Loyalist Labour MP Kevin Barron, who is chairing an inquiry of the House of Commons' Health Committee into aspects of the NHS's National Programme for IT [NPfIT], has warned that too much questioning may harm scientific Progress.

Barron set out his views at the first of a series of hearings of the Health Committee into aspects of the NPfIT. MPs including Barron asked some witnesses whether they were in favour of an independent review of the NPfIT.

Barron's own comments suggested he was not in favour of too much questioning of the NPfIT.

He said: "If you go back in years in medical history, into some of the things that doctors were doing at the time, which made major breakthroughs, people were sceptical about [these]. People were questioning even what their peer groups were doing in terms of whether it was the right thing to do."

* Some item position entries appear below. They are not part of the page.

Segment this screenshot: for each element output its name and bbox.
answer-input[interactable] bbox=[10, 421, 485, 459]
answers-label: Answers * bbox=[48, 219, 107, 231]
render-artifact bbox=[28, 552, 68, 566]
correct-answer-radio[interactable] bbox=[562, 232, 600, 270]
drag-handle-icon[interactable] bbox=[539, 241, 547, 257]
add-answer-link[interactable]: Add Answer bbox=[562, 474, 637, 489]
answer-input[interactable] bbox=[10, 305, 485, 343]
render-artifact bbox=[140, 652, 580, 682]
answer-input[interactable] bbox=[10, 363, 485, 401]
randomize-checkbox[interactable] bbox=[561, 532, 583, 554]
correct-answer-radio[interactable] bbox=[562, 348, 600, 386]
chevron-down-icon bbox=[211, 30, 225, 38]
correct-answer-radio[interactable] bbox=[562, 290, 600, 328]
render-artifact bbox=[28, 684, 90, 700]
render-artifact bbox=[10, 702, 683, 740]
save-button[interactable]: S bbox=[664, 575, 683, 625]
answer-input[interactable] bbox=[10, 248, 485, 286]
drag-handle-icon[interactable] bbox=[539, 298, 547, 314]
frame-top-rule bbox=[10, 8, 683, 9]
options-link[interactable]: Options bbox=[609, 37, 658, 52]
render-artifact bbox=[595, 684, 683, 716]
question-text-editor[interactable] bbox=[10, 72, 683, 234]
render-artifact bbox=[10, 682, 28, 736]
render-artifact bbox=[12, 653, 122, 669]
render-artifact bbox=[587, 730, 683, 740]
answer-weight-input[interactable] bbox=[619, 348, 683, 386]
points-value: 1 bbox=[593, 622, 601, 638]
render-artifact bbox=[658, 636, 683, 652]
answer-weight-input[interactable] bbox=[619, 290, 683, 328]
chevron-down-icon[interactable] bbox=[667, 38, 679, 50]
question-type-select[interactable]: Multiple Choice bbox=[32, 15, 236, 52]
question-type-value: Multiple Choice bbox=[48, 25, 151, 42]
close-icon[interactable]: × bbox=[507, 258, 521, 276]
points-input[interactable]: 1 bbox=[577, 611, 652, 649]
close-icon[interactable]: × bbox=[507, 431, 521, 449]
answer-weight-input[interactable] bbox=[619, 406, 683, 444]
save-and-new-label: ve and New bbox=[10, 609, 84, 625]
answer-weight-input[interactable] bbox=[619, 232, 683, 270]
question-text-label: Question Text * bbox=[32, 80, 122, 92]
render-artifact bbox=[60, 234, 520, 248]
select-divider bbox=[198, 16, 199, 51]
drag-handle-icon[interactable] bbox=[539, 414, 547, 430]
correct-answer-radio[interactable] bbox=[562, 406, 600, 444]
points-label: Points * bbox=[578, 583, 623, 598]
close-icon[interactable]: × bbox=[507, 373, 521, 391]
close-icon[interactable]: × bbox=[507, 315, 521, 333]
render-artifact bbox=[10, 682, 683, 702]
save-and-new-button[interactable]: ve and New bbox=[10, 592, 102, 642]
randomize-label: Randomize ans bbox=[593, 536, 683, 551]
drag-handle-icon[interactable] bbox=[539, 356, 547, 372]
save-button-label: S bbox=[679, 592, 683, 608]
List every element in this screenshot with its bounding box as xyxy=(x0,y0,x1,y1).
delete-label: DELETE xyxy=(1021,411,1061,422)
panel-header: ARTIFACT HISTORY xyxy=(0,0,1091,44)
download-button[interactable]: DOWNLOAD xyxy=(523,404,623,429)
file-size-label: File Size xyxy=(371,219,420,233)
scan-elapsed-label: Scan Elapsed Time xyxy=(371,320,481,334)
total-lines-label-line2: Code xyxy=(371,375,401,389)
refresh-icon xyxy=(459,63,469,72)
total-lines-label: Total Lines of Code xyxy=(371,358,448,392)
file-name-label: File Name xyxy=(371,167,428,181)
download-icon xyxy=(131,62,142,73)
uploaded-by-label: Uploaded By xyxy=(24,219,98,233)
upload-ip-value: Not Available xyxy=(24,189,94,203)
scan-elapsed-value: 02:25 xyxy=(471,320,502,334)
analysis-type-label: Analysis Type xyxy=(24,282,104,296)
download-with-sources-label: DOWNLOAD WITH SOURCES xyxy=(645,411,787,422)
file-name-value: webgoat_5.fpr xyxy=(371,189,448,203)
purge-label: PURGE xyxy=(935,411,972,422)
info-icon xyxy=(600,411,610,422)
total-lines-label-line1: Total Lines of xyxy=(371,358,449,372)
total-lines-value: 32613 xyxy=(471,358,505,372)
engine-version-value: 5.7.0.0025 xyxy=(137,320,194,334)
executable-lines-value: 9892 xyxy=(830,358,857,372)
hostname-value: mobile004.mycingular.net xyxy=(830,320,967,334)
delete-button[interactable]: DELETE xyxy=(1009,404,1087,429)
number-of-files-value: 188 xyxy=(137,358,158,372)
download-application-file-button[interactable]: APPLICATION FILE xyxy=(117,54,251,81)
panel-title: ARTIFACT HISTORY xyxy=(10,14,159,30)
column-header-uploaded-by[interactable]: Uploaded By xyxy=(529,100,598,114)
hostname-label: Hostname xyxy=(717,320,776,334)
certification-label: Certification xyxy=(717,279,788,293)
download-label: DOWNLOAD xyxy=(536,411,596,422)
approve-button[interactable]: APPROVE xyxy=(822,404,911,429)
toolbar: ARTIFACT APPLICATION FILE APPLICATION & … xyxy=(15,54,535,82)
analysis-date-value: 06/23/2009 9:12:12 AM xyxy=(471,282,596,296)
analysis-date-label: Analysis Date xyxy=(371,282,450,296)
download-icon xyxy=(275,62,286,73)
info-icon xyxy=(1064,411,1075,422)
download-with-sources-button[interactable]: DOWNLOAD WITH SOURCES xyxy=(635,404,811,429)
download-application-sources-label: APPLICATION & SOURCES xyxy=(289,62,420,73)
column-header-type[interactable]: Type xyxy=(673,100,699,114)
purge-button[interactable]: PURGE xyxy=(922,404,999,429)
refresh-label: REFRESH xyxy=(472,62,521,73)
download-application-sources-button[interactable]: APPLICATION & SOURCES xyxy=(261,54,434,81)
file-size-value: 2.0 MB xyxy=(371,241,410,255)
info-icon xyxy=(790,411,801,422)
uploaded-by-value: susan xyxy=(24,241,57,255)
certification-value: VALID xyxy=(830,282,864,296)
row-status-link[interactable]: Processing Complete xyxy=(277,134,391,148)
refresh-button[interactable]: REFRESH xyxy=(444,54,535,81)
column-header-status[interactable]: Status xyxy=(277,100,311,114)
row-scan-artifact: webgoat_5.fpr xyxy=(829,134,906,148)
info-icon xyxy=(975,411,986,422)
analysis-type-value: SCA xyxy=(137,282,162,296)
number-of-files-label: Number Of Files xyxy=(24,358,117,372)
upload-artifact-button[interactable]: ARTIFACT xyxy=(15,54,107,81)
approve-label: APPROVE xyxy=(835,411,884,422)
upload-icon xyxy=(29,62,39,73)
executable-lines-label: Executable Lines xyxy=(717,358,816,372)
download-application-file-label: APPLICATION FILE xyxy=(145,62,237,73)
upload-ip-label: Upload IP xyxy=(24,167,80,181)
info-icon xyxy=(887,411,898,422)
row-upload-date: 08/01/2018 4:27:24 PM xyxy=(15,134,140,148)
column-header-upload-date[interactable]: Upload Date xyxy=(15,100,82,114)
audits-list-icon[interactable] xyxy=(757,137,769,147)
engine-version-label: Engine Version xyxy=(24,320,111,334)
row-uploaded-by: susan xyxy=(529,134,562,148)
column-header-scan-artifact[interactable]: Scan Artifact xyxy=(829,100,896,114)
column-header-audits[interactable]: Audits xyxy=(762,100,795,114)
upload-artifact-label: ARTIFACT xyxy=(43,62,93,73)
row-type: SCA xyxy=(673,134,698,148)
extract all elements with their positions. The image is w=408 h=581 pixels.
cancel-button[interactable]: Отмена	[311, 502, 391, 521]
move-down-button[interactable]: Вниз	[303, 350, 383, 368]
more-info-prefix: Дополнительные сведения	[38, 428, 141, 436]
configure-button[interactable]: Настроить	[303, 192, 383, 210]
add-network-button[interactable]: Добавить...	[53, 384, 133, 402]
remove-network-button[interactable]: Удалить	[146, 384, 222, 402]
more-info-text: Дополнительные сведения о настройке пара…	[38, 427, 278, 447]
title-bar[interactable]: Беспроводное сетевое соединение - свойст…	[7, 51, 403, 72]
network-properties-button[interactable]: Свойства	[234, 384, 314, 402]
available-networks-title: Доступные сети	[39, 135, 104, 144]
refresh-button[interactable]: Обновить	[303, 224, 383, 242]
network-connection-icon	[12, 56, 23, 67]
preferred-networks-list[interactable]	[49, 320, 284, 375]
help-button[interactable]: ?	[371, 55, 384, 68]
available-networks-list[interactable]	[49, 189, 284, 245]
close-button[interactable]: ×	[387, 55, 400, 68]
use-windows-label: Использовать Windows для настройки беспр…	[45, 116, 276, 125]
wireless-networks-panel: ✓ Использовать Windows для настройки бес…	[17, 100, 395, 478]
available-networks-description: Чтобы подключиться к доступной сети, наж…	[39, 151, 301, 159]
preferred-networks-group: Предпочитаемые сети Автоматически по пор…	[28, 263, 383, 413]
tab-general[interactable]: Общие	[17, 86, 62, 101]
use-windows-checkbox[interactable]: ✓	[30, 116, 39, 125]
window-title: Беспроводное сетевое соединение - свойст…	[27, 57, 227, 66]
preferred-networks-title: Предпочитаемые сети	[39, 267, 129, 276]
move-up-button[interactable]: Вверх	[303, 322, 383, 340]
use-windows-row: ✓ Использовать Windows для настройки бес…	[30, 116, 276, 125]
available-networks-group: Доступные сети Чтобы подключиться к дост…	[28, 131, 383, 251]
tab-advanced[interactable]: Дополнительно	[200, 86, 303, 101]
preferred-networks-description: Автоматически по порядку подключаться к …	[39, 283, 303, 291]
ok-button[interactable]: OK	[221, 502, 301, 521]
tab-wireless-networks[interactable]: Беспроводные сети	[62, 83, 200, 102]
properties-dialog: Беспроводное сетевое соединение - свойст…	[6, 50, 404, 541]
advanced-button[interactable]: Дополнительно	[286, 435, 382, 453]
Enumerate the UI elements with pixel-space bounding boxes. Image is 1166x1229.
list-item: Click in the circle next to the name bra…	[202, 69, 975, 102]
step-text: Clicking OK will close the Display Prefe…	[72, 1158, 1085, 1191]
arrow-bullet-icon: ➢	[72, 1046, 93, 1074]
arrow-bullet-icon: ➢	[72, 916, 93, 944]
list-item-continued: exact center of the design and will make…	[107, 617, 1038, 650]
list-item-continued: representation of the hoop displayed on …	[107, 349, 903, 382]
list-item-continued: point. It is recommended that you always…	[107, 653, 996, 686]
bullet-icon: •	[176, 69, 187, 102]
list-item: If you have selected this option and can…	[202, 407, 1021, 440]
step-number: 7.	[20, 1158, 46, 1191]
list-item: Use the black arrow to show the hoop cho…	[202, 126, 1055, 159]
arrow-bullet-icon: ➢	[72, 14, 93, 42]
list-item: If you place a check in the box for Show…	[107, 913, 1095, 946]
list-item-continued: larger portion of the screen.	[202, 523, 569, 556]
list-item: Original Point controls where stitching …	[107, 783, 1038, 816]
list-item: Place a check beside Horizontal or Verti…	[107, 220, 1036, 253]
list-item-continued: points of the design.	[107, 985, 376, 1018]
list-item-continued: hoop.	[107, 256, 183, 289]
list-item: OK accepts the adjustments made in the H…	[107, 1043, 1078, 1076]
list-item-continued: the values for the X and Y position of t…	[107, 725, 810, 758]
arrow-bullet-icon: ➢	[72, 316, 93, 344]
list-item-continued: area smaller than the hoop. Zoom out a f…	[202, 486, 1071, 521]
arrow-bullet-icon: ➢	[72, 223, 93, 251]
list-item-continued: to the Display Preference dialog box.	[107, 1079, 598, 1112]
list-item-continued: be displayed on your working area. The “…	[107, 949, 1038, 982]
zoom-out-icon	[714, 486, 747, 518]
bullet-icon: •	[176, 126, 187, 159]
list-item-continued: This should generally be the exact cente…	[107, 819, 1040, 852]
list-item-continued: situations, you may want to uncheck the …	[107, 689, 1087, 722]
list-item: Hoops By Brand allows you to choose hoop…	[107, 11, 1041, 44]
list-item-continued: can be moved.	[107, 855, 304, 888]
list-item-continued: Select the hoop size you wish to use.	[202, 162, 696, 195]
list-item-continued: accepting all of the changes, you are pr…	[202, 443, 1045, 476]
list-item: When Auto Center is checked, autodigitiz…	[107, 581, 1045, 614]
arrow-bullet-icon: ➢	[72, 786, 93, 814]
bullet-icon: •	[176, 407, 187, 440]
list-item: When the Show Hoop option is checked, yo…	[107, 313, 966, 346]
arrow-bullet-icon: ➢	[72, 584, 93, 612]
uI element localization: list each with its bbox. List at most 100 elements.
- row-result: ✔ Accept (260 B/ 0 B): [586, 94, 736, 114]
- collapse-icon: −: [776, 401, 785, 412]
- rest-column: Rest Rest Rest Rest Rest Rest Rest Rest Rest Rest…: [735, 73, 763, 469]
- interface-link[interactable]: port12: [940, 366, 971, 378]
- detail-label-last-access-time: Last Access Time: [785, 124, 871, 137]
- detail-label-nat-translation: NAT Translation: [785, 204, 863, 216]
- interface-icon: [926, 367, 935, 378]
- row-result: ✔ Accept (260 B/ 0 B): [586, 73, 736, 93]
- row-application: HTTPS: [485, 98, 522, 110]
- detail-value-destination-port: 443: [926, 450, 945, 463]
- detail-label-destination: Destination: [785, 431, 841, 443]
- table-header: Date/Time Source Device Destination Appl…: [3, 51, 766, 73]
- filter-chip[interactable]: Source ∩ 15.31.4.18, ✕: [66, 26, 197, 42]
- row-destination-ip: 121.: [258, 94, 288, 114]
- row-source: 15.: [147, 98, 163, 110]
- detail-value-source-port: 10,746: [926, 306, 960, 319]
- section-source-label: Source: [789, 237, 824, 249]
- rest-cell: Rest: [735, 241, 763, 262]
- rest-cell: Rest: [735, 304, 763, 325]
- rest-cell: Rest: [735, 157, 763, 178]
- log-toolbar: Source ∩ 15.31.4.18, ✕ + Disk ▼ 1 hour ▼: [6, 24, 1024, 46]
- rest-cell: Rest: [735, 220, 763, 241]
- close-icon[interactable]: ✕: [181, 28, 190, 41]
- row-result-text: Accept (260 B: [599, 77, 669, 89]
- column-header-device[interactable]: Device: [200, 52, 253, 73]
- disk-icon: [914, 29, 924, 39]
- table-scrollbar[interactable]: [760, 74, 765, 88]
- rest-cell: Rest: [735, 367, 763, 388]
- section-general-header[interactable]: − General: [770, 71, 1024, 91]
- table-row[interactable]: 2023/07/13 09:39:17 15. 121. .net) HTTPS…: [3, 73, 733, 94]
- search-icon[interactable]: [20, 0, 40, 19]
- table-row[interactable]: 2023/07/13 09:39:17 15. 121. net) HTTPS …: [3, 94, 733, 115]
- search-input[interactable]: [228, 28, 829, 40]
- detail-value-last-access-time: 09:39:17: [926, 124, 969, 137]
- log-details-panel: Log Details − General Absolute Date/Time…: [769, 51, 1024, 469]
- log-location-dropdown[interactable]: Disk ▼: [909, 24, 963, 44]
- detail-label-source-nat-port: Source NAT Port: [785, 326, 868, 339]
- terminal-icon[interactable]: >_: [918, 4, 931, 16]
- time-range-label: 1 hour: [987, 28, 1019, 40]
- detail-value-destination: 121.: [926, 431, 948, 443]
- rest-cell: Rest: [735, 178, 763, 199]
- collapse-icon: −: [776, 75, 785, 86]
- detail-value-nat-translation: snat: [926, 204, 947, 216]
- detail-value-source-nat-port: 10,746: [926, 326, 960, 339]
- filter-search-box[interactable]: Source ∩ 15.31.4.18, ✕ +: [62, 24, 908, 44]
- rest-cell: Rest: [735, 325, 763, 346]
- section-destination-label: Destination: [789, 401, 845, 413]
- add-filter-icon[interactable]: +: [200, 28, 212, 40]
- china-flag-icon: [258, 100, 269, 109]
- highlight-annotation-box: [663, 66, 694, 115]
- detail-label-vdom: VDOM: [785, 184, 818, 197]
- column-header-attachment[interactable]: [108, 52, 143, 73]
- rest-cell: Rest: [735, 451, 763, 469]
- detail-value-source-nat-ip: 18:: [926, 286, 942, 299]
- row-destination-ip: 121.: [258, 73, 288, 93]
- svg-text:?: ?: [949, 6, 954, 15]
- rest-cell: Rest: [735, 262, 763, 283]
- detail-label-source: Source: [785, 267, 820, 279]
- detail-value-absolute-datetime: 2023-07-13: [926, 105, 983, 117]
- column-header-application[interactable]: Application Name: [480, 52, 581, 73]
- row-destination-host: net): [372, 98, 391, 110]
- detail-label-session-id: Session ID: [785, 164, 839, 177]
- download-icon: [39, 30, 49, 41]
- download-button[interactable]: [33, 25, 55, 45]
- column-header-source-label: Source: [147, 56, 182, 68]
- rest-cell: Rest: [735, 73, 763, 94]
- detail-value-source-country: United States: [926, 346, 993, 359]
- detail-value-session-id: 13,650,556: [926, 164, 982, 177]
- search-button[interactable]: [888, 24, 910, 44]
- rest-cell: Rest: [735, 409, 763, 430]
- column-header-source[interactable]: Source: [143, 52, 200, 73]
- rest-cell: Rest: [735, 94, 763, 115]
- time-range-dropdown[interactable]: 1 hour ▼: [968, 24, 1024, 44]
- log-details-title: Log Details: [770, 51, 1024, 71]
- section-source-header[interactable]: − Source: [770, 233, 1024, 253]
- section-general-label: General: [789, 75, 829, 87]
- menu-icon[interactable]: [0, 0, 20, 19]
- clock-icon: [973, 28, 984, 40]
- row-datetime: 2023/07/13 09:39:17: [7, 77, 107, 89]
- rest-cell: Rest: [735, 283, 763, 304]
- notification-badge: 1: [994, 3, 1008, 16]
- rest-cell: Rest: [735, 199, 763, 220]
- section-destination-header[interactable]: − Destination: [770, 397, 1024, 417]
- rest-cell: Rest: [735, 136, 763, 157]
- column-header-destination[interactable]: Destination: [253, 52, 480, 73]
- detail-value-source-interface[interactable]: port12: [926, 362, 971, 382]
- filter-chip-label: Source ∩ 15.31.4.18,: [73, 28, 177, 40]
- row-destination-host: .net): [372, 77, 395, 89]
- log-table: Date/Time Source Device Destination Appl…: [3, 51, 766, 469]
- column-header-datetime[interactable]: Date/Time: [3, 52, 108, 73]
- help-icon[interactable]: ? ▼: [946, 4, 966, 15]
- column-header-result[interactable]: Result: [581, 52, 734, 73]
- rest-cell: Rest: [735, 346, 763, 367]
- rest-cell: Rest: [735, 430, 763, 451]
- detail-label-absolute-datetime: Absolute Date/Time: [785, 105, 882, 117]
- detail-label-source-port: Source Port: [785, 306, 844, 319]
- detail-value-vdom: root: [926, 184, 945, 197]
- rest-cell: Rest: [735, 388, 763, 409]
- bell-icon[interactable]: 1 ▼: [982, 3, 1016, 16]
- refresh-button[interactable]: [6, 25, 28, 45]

He said that that life expectancy has been extended to an "incredible" extent largely because of the "people doing things for the first time." In what seemed to be a criticism of 23 academics who have called for an independent review of the NPfIT Barron added: "Quite frankly if people were questioning [medical breakthroughs in history] on the basis of 'we don't think it will work' or 'it might not be manageable' and everything else, we may not have made the progress through the centuries that we have done, in society in general and throughout the world. This sort of questioning every little minutiae, or potential every little minutiae, is something that is non-progressive, for what of a better expression."